I don't have a clue, really. Might be.

What I wonder is this -- what keeps soap with ~any~ food or botanical additive from going "sour"? Folks are putting some unusual stuff into soap, and supposedly it doesn't spoil if reasonable care is taken. I haven't tried a lot of additives -- just milk and beer -- so I can't speak to this one.

"...Also is there enough lactic acid in dairy that I should adjust my NaOH to compensate? Soapcalc does have a milk fat option for calculation. Butter milk has 4grams per cup would I enter that there to keep my lye working?..."

Okay, this I can answer.

First off, don't confuse the fat (Soapcalc's milk fat aka butterfat) that is in milk or a milk product with the lactic acid that might also be in the product. Two completely different animals.

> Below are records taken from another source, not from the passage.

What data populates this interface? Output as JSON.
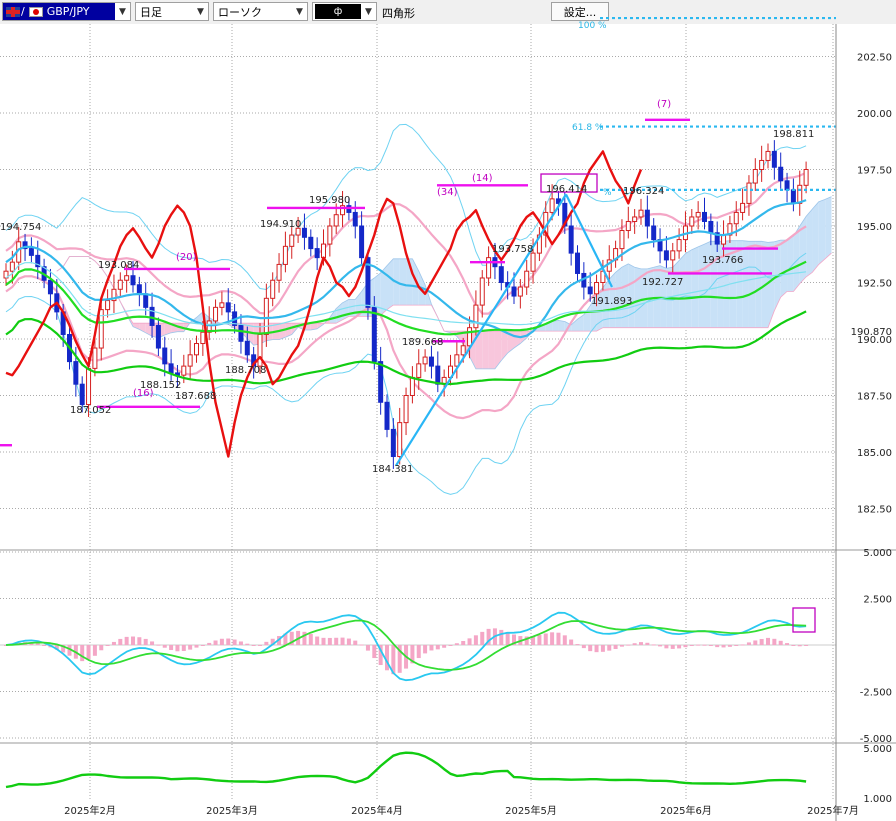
{
  "toolbar": {
    "pair": "GBP/JPY",
    "pair_separator": "/",
    "period": "日足",
    "chart_type": "ローソク",
    "color_value": "ф",
    "shape": "四角形",
    "settings_label": "設定..."
  },
  "chart_data": {
    "type": "candlestick",
    "symbol": "GBP/JPY",
    "period": "日足",
    "main_yaxis_ticks": [
      "202.50",
      "200.00",
      "197.50",
      "195.00",
      "192.50",
      "190.00",
      "187.50",
      "185.00",
      "182.50"
    ],
    "ylim": [
      181.5,
      204.3
    ],
    "current_price_label": "190.870",
    "x_labels": [
      "2025年2月",
      "2025年3月",
      "2025年4月",
      "2025年5月",
      "2025年6月",
      "2025年7月"
    ],
    "price_annotations": [
      "194.754",
      "193.084",
      "195.980",
      "194.910",
      "187.052",
      "188.152",
      "187.688",
      "188.708",
      "184.381",
      "189.668",
      "193.758",
      "196.414",
      "196.324",
      "191.893",
      "192.727",
      "193.766",
      "198.811"
    ],
    "ichimoku_counts": [
      "(20)",
      "(16)",
      "(34)",
      "(14)",
      "(7)"
    ],
    "fibonacci_labels": [
      "100 %",
      "61.8 %",
      "%"
    ],
    "macd_axis_ticks": [
      "5.000",
      "2.500",
      "-2.500",
      "-5.000"
    ],
    "sub_axis_ticks": [
      "5.000",
      "1.000"
    ],
    "close": [
      193.0,
      193.4,
      194.3,
      194.0,
      193.7,
      193.2,
      192.6,
      192.0,
      191.2,
      190.2,
      189.0,
      188.0,
      187.1,
      188.7,
      189.6,
      191.3,
      191.7,
      192.2,
      192.6,
      192.8,
      192.4,
      192.0,
      191.4,
      190.6,
      189.6,
      188.9,
      188.5,
      188.4,
      188.8,
      189.3,
      189.8,
      190.3,
      190.8,
      191.4,
      191.6,
      191.2,
      190.6,
      189.9,
      189.3,
      188.8,
      190.2,
      191.8,
      192.6,
      193.3,
      194.1,
      194.6,
      194.9,
      194.5,
      194.0,
      193.6,
      194.2,
      195.0,
      195.5,
      195.9,
      195.6,
      195.0,
      193.6,
      191.4,
      189.0,
      187.2,
      186.0,
      184.8,
      186.3,
      187.5,
      188.3,
      188.9,
      189.2,
      188.8,
      188.0,
      188.3,
      188.8,
      189.3,
      189.7,
      190.5,
      191.5,
      192.7,
      193.6,
      193.2,
      192.5,
      192.3,
      191.9,
      192.3,
      193.0,
      193.8,
      194.6,
      195.6,
      196.2,
      196.0,
      195.0,
      193.8,
      192.9,
      192.3,
      192.0,
      192.5,
      193.0,
      193.5,
      194.0,
      194.8,
      195.2,
      195.4,
      195.7,
      195.0,
      194.4,
      193.9,
      193.5,
      193.9,
      194.4,
      195.0,
      195.4,
      195.6,
      195.2,
      194.7,
      194.2,
      194.6,
      195.1,
      195.6,
      196.0,
      196.9,
      197.5,
      197.9,
      198.3,
      197.6,
      197.0,
      196.6,
      196.0,
      196.8,
      197.5
    ]
  }
}
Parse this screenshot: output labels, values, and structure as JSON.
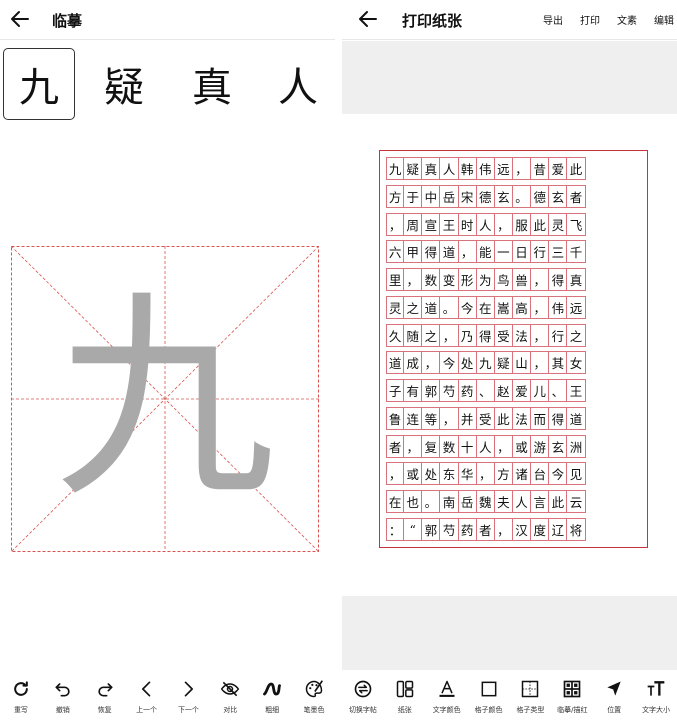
{
  "left": {
    "title": "临摹",
    "chars": [
      "九",
      "疑",
      "真",
      "人"
    ],
    "active_index": 0,
    "guide_char": "九",
    "toolbar": [
      {
        "label": "重写",
        "icon": "rewrite-icon"
      },
      {
        "label": "撤销",
        "icon": "undo-icon"
      },
      {
        "label": "恢复",
        "icon": "redo-icon"
      },
      {
        "label": "上一个",
        "icon": "chevron-left-icon"
      },
      {
        "label": "下一个",
        "icon": "chevron-right-icon"
      },
      {
        "label": "对比",
        "icon": "eye-off-icon"
      },
      {
        "label": "粗细",
        "icon": "stroke-width-icon"
      },
      {
        "label": "笔墨色",
        "icon": "palette-icon"
      }
    ]
  },
  "right": {
    "title": "打印纸张",
    "actions": [
      "导出",
      "打印",
      "文素",
      "编辑"
    ],
    "grid_rows": [
      [
        "九",
        "疑",
        "真",
        "人",
        "韩",
        "伟",
        "远",
        "，",
        "昔",
        "爱",
        "此"
      ],
      [
        "方",
        "于",
        "中",
        "岳",
        "宋",
        "德",
        "玄",
        "。",
        "德",
        "玄",
        "者"
      ],
      [
        "，",
        "周",
        "宣",
        "王",
        "时",
        "人",
        "，",
        "服",
        "此",
        "灵",
        "飞"
      ],
      [
        "六",
        "甲",
        "得",
        "道",
        "，",
        "能",
        "一",
        "日",
        "行",
        "三",
        "千"
      ],
      [
        "里",
        "，",
        "数",
        "变",
        "形",
        "为",
        "鸟",
        "兽",
        "，",
        "得",
        "真"
      ],
      [
        "灵",
        "之",
        "道",
        "。",
        "今",
        "在",
        "嵩",
        "高",
        "，",
        "伟",
        "远"
      ],
      [
        "久",
        "随",
        "之",
        "，",
        "乃",
        "得",
        "受",
        "法",
        "，",
        "行",
        "之"
      ],
      [
        "道",
        "成",
        "，",
        "今",
        "处",
        "九",
        "疑",
        "山",
        "，",
        "其",
        "女"
      ],
      [
        "子",
        "有",
        "郭",
        "芍",
        "药",
        "、",
        "赵",
        "爱",
        "儿",
        "、",
        "王"
      ],
      [
        "鲁",
        "连",
        "等",
        "，",
        "并",
        "受",
        "此",
        "法",
        "而",
        "得",
        "道"
      ],
      [
        "者",
        "，",
        "复",
        "数",
        "十",
        "人",
        "，",
        "或",
        "游",
        "玄",
        "洲"
      ],
      [
        "，",
        "或",
        "处",
        "东",
        "华",
        "，",
        "方",
        "诸",
        "台",
        "今",
        "见"
      ],
      [
        "在",
        "也",
        "。",
        "南",
        "岳",
        "魏",
        "夫",
        "人",
        "言",
        "此",
        "云"
      ],
      [
        "：",
        "“",
        "郭",
        "芍",
        "药",
        "者",
        "，",
        "汉",
        "度",
        "辽",
        "将"
      ]
    ],
    "toolbar": [
      {
        "label": "切换字帖",
        "icon": "switch-copybook-icon"
      },
      {
        "label": "纸张",
        "icon": "paper-icon"
      },
      {
        "label": "文字颜色",
        "icon": "text-color-icon"
      },
      {
        "label": "格子颜色",
        "icon": "grid-color-icon"
      },
      {
        "label": "格子类型",
        "icon": "grid-type-icon"
      },
      {
        "label": "临摹/描红",
        "icon": "trace-mode-icon"
      },
      {
        "label": "位置",
        "icon": "position-icon"
      },
      {
        "label": "文字大小",
        "icon": "text-size-icon"
      }
    ]
  },
  "colors": {
    "grid_border": "#d9727a",
    "paper_border": "#c8323a",
    "guide_char": "#a9a9a9",
    "practice_lines": "#d9534f"
  }
}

If you want to figure the amount of lye required to saponify the fat in your buttermilk, then you are correct -- put in the actual grams of fat (4 g) in your cup of buttermilk rather than the total weight of the buttermilk (probably weighs more like 225 g or so).

Lactic acid is an additive, not a fat. Yes, it does consume some lye, but you would not include it in Soapcalc's saponification calculations -- it does not have a saponification value in the same sense that a fat does. In another thread "Sodium lactate and yogurt", I wrote:

"...yogurt only contains about 0.9% available acid after fermentation. Even if we assume that ALL the acid in yogurt is in the form of lactic acid (a common alpha hydroxy acid) that's still a very low concentration for an active exfoliant...."
Source: http://www.self.com/blogs/flash/2012/03/can-you-exfoliate-with-yogurt.html

"...the final lactic acid content [in the yogurt samples] ranges from 0.66 to 1.10% for all samples...."
Source: http://www.ijens.org/vol_12_i_01/124901-8585-ijbas-ijens.pdf

If you use, say, 400 g of yogurt in your soap, the yogurt would add roughly 2.5-4.5 grams of lactic acid to the soap batch. When the lactic acid reacts with the lye (NaOH), the soap would contain roughly 3-5.5 grams of sodium lactate as supplied by the yogurt...."
Source: http://www.soapmakingforum.com/showthread.php?t=40136

End quote ... back again...

It seems reasonable to assume buttermilk and sour milk and yogurt might well have similar levels of lactic acid (I've not taken the time to check that). Doing the math, I figure the 2.5 to 4.5 grams of lactic acid supplied in 400g of buttermilk or yogurt or sour milk would consume 1.1 to 2.0 g of NaOH in the conversion to sodium lactate.

That's not a lot, but it will raise the superfat a bit and it's certainly worth keeping in mind as you design your recipe.